Heute in den Feuilletons

"Von Ihnen habe ich nie gehört"

Die kommentierte Kulturpresseschau. Wochentags um 9 Uhr, sonnabends um 10 Uhr.
10.11.2007. Die Regierung hat laut SZ niemandem vorzuschreiben, wie an die DDR erinnert werden soll. Wolfgang Sofsky reitet in der NZZ eine Attacke auf die Gleichgültigen. Die FAZ sieht sich in ihrer aufklärerischen Tätigkeit durch das Vorratsdatenspeicherungsgesetz erheblich eingeschränkt. Daniel Kehlmann entschuldigt sich in der Welt für seine Unbekanntheit. Und die taz stellt fest, dass die Berliner Volksbühne von beinahe allen guten Geistern verlassen ist.

NZZ, 10.11.2007

In der Beilage Literatur und Kunst knöpft sich der Soziologe Wolfgang Sofsky die Gleichgültigen vor, die Lauen und Indifferenten, die Sofsky am "Nullpunkt des Sozialen" verortet: "Die großen Affekte der Freude und Trauer, der Wut und Angst sind ihm fremd. Allenfalls verspürt er leise Anflüge von Erregung, ein Missbehagen, eine schale Unlust. Er vermag weder zu lieben noch zu hassen. Verwundert bemerkt er, wie andere sich plötzlich echauffieren oder sich einander hingeben. Um nicht aufzufallen, drapiert er seine Leere mit Sentimentalität und übertriebener Gestik. Die gespielte Begeisterung, die überschwängliche Freundlichkeit, das zutiefst empfundene Mitleid, alle diese Maskeraden kaschieren nur, dass das ursprüngliche Gefühl fehlt. Die Geste ersetzt die fehlende Gebärde, so dass oft nur schwer zu erkennen ist, ob ein Gefühl ausgedrückt oder lediglich dargestellt wurde. Die Übertreibung ist jedoch nur Heuchelei, mit welcher der Gleichgültige den sozialen Anschluss zu halten sucht."

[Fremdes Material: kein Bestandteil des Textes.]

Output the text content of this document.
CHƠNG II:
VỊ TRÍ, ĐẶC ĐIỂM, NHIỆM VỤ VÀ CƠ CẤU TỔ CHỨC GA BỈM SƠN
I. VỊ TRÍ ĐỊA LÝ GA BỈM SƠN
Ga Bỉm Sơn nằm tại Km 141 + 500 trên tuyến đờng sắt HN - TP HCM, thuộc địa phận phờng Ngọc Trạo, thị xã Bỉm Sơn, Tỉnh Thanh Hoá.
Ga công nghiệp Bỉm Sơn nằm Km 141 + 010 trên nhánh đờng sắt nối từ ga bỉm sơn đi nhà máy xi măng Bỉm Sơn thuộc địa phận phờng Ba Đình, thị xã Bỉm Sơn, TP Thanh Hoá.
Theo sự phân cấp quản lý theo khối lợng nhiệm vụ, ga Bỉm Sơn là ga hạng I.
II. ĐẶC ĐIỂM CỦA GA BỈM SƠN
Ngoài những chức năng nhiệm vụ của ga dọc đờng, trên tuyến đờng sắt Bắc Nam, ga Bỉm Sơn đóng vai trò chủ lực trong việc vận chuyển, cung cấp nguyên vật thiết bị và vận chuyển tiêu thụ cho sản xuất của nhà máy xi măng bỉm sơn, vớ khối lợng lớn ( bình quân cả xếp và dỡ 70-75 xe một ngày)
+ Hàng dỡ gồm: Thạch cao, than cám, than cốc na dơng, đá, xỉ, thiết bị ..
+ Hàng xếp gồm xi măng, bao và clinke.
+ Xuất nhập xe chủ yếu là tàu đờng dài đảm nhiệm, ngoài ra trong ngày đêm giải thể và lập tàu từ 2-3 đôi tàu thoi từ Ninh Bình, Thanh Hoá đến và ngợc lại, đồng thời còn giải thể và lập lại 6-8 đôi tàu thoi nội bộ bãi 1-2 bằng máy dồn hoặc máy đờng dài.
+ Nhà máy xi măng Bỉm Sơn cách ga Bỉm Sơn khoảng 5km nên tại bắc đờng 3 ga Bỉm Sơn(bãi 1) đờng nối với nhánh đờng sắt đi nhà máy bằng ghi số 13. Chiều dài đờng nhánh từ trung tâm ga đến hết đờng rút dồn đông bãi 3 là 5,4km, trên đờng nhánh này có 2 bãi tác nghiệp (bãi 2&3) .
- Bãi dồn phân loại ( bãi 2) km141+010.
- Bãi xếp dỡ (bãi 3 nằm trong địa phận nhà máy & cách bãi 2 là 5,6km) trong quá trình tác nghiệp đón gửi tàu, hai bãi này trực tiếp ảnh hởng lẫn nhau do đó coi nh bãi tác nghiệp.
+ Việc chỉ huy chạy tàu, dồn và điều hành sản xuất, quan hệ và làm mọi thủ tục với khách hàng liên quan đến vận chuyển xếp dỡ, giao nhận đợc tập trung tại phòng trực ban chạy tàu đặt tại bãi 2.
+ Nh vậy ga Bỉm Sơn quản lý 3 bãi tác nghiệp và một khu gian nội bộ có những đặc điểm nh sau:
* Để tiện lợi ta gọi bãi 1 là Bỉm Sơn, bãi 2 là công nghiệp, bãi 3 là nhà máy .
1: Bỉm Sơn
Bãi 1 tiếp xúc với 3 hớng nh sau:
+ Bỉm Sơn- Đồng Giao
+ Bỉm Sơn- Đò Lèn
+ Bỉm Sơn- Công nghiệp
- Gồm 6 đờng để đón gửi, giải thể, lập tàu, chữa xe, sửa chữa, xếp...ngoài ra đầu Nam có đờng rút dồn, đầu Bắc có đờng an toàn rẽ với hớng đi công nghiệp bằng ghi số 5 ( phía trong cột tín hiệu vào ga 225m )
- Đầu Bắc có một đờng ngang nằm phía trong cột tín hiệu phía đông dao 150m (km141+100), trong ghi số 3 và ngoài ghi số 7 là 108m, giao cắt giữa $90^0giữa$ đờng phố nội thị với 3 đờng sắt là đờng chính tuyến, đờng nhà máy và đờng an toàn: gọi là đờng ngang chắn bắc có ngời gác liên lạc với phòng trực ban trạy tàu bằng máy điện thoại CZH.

Weiteres: Jeffrey Lieber besucht Philip Johnsons Glashaus in New Canaan, Connecticut. Sieglinde Geisel schreibt zum Hundertsten der unübertroffenen Astrid Lindgren. Und Ilma Rakusa macht sich Gedanken über Giorgio De Chiricos Bild "Die Freuden des Dichters".

Im Feuilleton: Franz Haas berichtet von neu aufgetauchten Texten Carlo Emilio Gadda mit gehörigen Invektiven gegen die Mailänder Bourgeoisie. Andrea Köhler kündigt das New Yorker Berlin-Festival an, denn wie sie berichtet halten New Yorker Berlin für eine seltsame Stadt, in der "echte Menschen leben, die versuchen, echte Dinge zu tun". Georg Sütterlin besichtigt die drei Museen, die in Chile zu Ehren Pablo Nerudas errichtet wurden. Peter Hagmann berichtet von den Tagen für neue Musik in Zürich.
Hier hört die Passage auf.